There is a growing category of high-yield ETFs that generate income by selling options on equity indexes, and for the right investor, they serve a purpose. But for retirees who want to understand exactly where their monthly check is coming from, options-overlay funds introduce a layer of complexity and equity-market dependence that a straightforward bond fund does not entail. Three funds here generate income the old-fashioned way: contractual coupon payments on bonds held inside the portfolio.
The JPMorgan Ultra-Short Income ETF (NYSE:JPST | JPST Price Prediction), the Janus Henderson Mortgage-Backed Securities ETF (NYSE:JMBS), and the Janus Henderson Securitized Income ETF (NYSE:JSI) represent three different corners of investment-grade fixed income, each managed by institutional teams with deep credit research capabilities, and each paying monthly distributions that come directly from bond income rather than derivative premiums.
Before we dive into each fund, it’s important to take a look at how they compare on the risks that are going to matter most to retirees.
| Rate Sensitivity | Credit Risk | Liquidity | |
| JPMorgan Ultra-Short Income ETF | Very Low | Low | Very High |
| Janus Henderson Mortgage-Backed Securities ETF | Moderate | Very Low | High |
| Janus Henderson Securitized Income ETF | Moderate | Low to Moderate | Moderate |
JPMorgan Ultra-Short Income ETF: Stability First
The JPMorgan Ultra-Short Income ETF is the most conservative of the three. It holds ultra-short-duration investment-grade bonds, meaning its price moves very little when interest rates shift, as shown by its 52-week range of $50.41 to $50.79, while the fund trades around $50.60. That kind of NAV stability is rare in fixed income and is the primary reason this fund attracts $37.52 billion in assets.

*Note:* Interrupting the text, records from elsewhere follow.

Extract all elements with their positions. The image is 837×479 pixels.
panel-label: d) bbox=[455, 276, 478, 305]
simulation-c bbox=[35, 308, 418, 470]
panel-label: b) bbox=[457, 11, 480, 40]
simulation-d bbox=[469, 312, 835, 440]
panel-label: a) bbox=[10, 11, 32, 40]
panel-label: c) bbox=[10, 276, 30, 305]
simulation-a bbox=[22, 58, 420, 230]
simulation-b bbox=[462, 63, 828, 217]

The current yield is 4.36%, the expense ratio of 0.18%, and the fund has returned 4.54% over the past year against a category of 4.34%. With the 10-year Treasury currently yielding 4.306%, the JPMorgan Ultra-Short Income ETF delivers a modest pickup over the long Treasury rate while taking on a fraction of the interest rate risk. For retirees who want a monthly income without bond price volatility, this is the natural starting point.
Janus Henderson Mortgage-Backed Securities ETF: Government-Backed Income at a Higher Yield
The Janus Henderson Mortgage-Backed Securities ETF steps the yield up to 5.58% while maintaining a portfolio of government mortgage-backed securities backed by agency guarantors rather than corporate credit. The fund manages $6.58 billion in assets, charges 0.21%, and has returned 8.17% over the past year, compared with a category average of 5.07%.

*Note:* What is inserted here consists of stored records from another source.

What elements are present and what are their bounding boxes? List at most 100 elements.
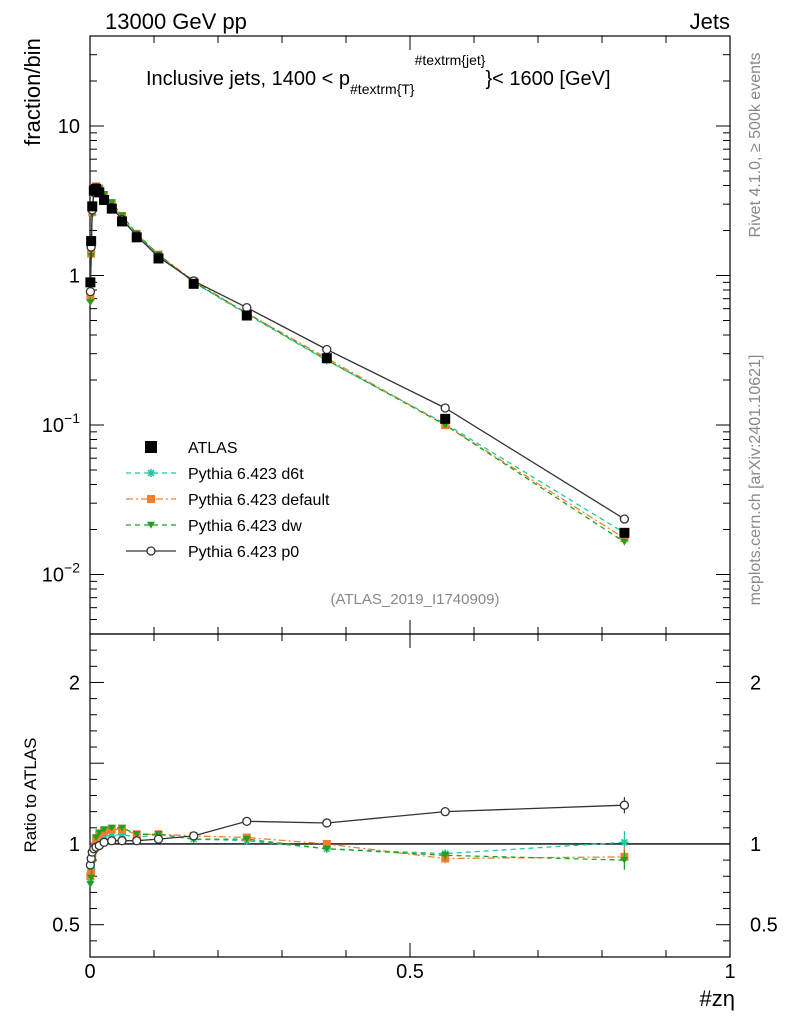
ratio-y-axis-label: Ratio to ATLAS <box>21 738 40 853</box>
ratio-series-pythia-6-423-default <box>86 825 629 881</box>
ratio-data-point <box>118 824 126 832</box>
data-point <box>131 232 142 243</box>
data-point <box>620 538 629 546</box>
x-axis-label: #zη <box>700 986 735 1011</box>
tick-label-exponent: −1 <box>64 410 80 426</box>
legend-entry-pythia-6-423-p0: Pythia 6.423 p0 <box>126 544 299 561</box>
data-point <box>99 194 110 205</box>
legend-entry-pythia-6-423-dw: Pythia 6.423 dw <box>126 518 302 535</box>
ratio-data-point <box>620 856 629 864</box>
main-series-group <box>85 182 630 546</box>
title-closing-brace: } <box>485 68 492 90</box>
data-point <box>188 278 199 289</box>
legend-marker <box>146 546 156 556</box>
legend-label: Pythia 6.423 dw <box>188 518 302 535</box>
data-point <box>106 203 117 214</box>
ratio-data-point <box>86 881 95 888</box>
ratio-data-point <box>132 831 141 838</box>
ratio-y-tick-label: 0.5 <box>52 915 80 937</box>
data-point <box>153 253 164 264</box>
legend-label: Pythia 6.423 d6t <box>188 466 304 483</box>
main-y-tick-label: 10−2 <box>42 560 80 587</box>
series-line <box>89 186 625 520</box>
ratio-data-point <box>99 837 109 847</box>
data-point <box>241 310 252 321</box>
data-point <box>85 277 96 288</box>
ratio-data-point <box>107 824 116 832</box>
legend: ATLAS Pythia 6.423 d6t Pythia 6.423 defaul… <box>126 440 330 561</box>
ratio-data-point <box>100 831 109 840</box>
data-point <box>85 286 96 297</box>
data-point <box>321 353 332 364</box>
header-energy-label: 13000 GeV pp <box>105 9 247 34</box>
legend-entry-atlas: ATLAS <box>145 440 238 457</box>
x-tick-label: 0.5 <box>396 961 424 983</box>
data-point <box>440 403 450 413</box>
ratio-data-point <box>153 834 164 844</box>
ratio-y-tick-label-right: 0.5 <box>750 915 778 937</box>
main-y-tick-label: 10 <box>58 116 80 138</box>
legend-marker <box>147 469 155 477</box>
ratio-data-point <box>619 800 630 810</box>
ratio-data-point <box>441 852 450 859</box>
ratio-y-tick-label: 1 <box>69 834 80 856</box>
legend-marker <box>145 441 157 453</box>
data-point <box>87 201 98 212</box>
ratio-data-point <box>107 831 116 840</box>
title-superscript: #textrm{jet} <box>415 52 486 68</box>
tick-label-base: 10 <box>42 565 64 587</box>
ratio-data-point <box>117 836 127 846</box>
ratio-series-pythia-6-423-p0 <box>85 797 630 870</box>
ratio-plot-frame <box>89 633 731 958</box>
main-y-tick-label: 1 <box>69 266 80 288</box>
ratio-y-tick-label: 2 <box>69 672 80 694</box>
ratio-data-point <box>242 816 252 826</box>
data-point <box>242 302 252 313</box>
x-tick-label: 1 <box>724 961 735 983</box>
ratio-series-pythia-6-423-dw <box>86 824 629 888</box>
ratio-series-line <box>89 833 625 880</box>
legend-entry-pythia-6-423-d6t: Pythia 6.423 d6t <box>126 466 304 483</box>
main-plot-frame <box>89 35 731 635</box>
main-y-tick-label: 10−1 <box>42 410 80 437</box>
ratio-data-point <box>132 836 142 846</box>
ratio-data-point <box>189 831 199 841</box>
data-point <box>117 216 127 227</box>
data-point <box>107 199 116 207</box>
title-suffix: < 1600 [GeV] <box>492 68 610 90</box>
ratio-data-point <box>440 807 450 817</box>
ratio-data-point <box>242 835 251 843</box>
ratio-data-point <box>92 834 101 842</box>
data-point <box>86 236 97 247</box>
ratio-tick-labels: 2 2 1 1 0.5 0.5 0 0.5 1 <box>52 672 778 983</box>
ratio-series-line <box>89 828 625 877</box>
legend-label: Pythia 6.423 default <box>188 492 330 509</box>
series-line <box>89 185 625 539</box>
ratio-data-point <box>87 874 96 882</box>
header-process-label: Jets <box>690 9 730 34</box>
series-line <box>89 185 625 534</box>
legend-entry-pythia-6-423-default: Pythia 6.423 default <box>126 492 330 509</box>
title-subscript: #textrm{T} <box>350 81 415 97</box>
ratio-data-point <box>100 826 109 834</box>
ratio-y-tick-label-right: 1 <box>750 834 761 856</box>
x-tick-label: 0 <box>84 961 95 983</box>
series-pythia-6-423-d6t <box>86 182 629 537</box>
main-axis-ticks <box>89 35 731 635</box>
mcplots-label: mcplots.cern.ch [arXiv:2401.10621] <box>747 355 764 606</box>
ratio-data-point <box>107 836 117 846</box>
tick-label-base: 10 <box>42 415 64 437</box>
series-pythia-6-423-p0 <box>85 183 630 524</box>
ratio-data-point <box>322 845 331 853</box>
legend-label: Pythia 6.423 p0 <box>188 544 299 561</box>
analysis-id-label: (ATLAS_2019_I1740909) <box>330 591 499 608</box>
data-point <box>86 299 95 307</box>
data-point <box>94 187 105 198</box>
ratio-data-point <box>95 829 104 837</box>
series-line <box>89 185 625 543</box>
ratio-data-point <box>322 839 331 848</box>
ratio-axis-ticks <box>89 634 731 957</box>
rivet-version-label: Rivet 4.1.0, ≥ 500k events <box>747 53 764 238</box>
data-point <box>619 527 630 538</box>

The primary risk here is prepayment risk rather than credit risk. When rates fall, homeowners refinance, accelerating principal returns and potentially compressing future income. The income itself comes from agency-guaranteed mortgage pools with effectively no default risk. For retirees comfortable with modest price movement in exchange for a meaningfully higher yield, this fund occupies a useful middle position between the other two.
Janus Henderson Securities Income ETF: The Highest Yield in the Group
The Janus Henderson Securitized Income ETF launched in November 2023, so its three-year return is not yet available. However, what it does have is a 19.43% return since inception and a 6.38% one-year return, compared with a category average of 5.76%. The current yield is 6.28%, and the expense ratio is 0.50%, the highest of the group.
With $1.49 billion in assets and an average daily volume of approximately 148,000 shares, it is meaningfully smaller and less liquid than the other two, which matters for retirees who may need to exit a position quickly. The fund invests across a diversified mix of securitized assets, and its income comes entirely from bond coupons, not from any options strategy.
Investors should size this one accordingly, given its shorter track record and lower liquidity relative to the JPMorgan Ultra-Short Income ETF.
Why the Blend Works
Combining all three inside a fixed income sleeve produces a weighted yield in the 5% range with diversified income sources, no equity market dependency, and monthly distributions that arrive from bond coupons regardless of what the stock market does. For retirees who have grown skeptical of yield products that require calm markets to function, that distinction is worth more than an extra percentage point of headline yield.